Her kalbin Leyla’sı vardır, diyoruz. Aslında biraz Mevlana ile Şems’i, tabii ki Leyla ile Mecnun’u, Che Guevara’nın Latin Amerika’daki aşk ile verdiği mücadelesini, Frantz Fanon’un sömürgeciliğe, dediğiniz gibi Spartaküs’ün köleliğe başkaldırılarını… Selman-ı Farısi’nin Arap çöllerindeki hakikat arayışını, mitolojide Prometheus’un iradesini ve elbette genç bir âşığın tutkusundan ve rasyonel akıldan romantik devrimciliğe uzanan bazen çelişkili bazen netliğini aktarıyor Leyla’yı aramak. “Leyla’yı Ararken” bir yaşamın bütünselliğidir ve tabii ki kaostur. Entelektüel gevezeliğe karşı duruştur. Bir insanda peygamber bile olsa insani bütün özeliklerin bulunduğunu göstermektir. Yaşama dair her şey bu yolda gizlidir. Bu bakımdan aşk ve Leyla birbirinden kopuk veya bağımsız iki ayrı şey değildir. Leyla aşkın ta kendisidir. Bunu kimde, neyde ve nasıl yaşamsallaştıracağınız size kalmıştır. Leyla, tarif zorluğu yaşamaktır. Bu bakımdan Leyla hakikattir, Leyla aşktır ve son tahlilde Leyla bir “şey”dir.

Önceki kitaplarınızdan yola çıkarak birçok türle içli dışlı olduğunuz görülüyor.
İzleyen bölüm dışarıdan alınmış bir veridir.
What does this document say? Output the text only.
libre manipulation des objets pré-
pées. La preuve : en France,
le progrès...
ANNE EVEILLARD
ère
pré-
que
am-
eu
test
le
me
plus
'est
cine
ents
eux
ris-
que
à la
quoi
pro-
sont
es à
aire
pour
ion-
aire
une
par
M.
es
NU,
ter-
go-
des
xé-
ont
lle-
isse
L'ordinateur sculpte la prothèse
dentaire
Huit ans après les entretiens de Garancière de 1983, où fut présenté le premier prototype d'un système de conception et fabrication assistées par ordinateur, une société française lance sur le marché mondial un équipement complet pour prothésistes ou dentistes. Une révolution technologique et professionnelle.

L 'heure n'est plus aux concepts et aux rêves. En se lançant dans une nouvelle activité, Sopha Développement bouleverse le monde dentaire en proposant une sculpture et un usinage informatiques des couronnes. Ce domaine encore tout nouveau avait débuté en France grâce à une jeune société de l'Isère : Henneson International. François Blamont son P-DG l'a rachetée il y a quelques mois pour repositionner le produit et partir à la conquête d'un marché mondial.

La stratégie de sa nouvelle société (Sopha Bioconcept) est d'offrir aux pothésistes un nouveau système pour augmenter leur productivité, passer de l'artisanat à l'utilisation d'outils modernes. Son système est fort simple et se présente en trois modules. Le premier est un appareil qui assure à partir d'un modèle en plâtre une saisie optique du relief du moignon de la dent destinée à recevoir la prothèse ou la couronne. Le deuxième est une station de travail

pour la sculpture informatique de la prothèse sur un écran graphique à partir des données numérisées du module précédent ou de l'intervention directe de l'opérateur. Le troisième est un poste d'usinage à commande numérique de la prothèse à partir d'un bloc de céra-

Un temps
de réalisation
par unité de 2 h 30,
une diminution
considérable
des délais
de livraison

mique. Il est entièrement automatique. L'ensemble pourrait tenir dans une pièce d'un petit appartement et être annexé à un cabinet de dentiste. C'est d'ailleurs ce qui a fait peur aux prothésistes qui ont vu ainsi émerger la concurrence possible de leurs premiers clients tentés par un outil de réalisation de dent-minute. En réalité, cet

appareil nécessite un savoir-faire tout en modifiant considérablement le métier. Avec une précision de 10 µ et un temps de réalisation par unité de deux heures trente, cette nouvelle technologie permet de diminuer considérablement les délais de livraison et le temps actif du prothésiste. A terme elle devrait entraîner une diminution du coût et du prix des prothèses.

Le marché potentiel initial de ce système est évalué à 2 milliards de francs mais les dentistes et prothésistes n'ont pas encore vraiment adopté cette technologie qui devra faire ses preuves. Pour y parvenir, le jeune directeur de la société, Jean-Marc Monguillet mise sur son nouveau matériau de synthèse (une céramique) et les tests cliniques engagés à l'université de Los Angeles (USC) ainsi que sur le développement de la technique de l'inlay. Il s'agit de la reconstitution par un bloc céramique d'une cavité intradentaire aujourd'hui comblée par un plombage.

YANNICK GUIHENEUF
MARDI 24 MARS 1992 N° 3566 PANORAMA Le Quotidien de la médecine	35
Bu da edebî bir derdinizin, amacınızın olduğunu ortaya koyuyor. Klasik sorumu yönelteyim: Günümüzde edebiyat ortamını (okur, yazar, yayın sorunu, dağıtım sorunu, ödül sistemi vb.) nasıl değerlendiriyorsunuz?

Gerçekçi olmak gerekirse “sanat benim içindir” diyorum.  Bu eğilimi benimseyenleri salt ego tatmini olarak değerlendirmemek gerekir. Çünkü sonuçta sanat yaparak mutlu olmaksa mesele -ki herkes yaptığı işte başarılı da olmak ister- herkes sanat benim içindir diyebilme cesaretini gösterebilmelidir. Ayrıca mutluluğun formülünü ise kendi hakikatinin farkında olmak diye açıklıyorum.

Yayınevleri ile ilgili olarak bu işleri kâr odaklı bir sektöre, piyasaya dönüştürmeye karşın ahlaki ölçülerini koruyan yayınevlerini selamlıyorum.

Ayrıca yine “şiir’in modası geçti” algısını yıkmaya çalışan şair, yazar ve edebiyatçılara da derin bir saygı duyuyorum. Bunun yaşatılması için çabalar daha da yükseltilmelidir.

Son olarak, Seydo Turğut’un bundan sonra görebileceğimiz, okuyabileceğimiz çalışmaları var mıdır? Varsa bunlar nelerdir?

Elbette çalışmalarımız var. Taslaklar ve dosyalar var. Biraz süreç işi tabii. Ama gerek şiir gerek makale gerek denemeler üzerine birikimlerim var. Zamanı gelince kitaplaştıracağım.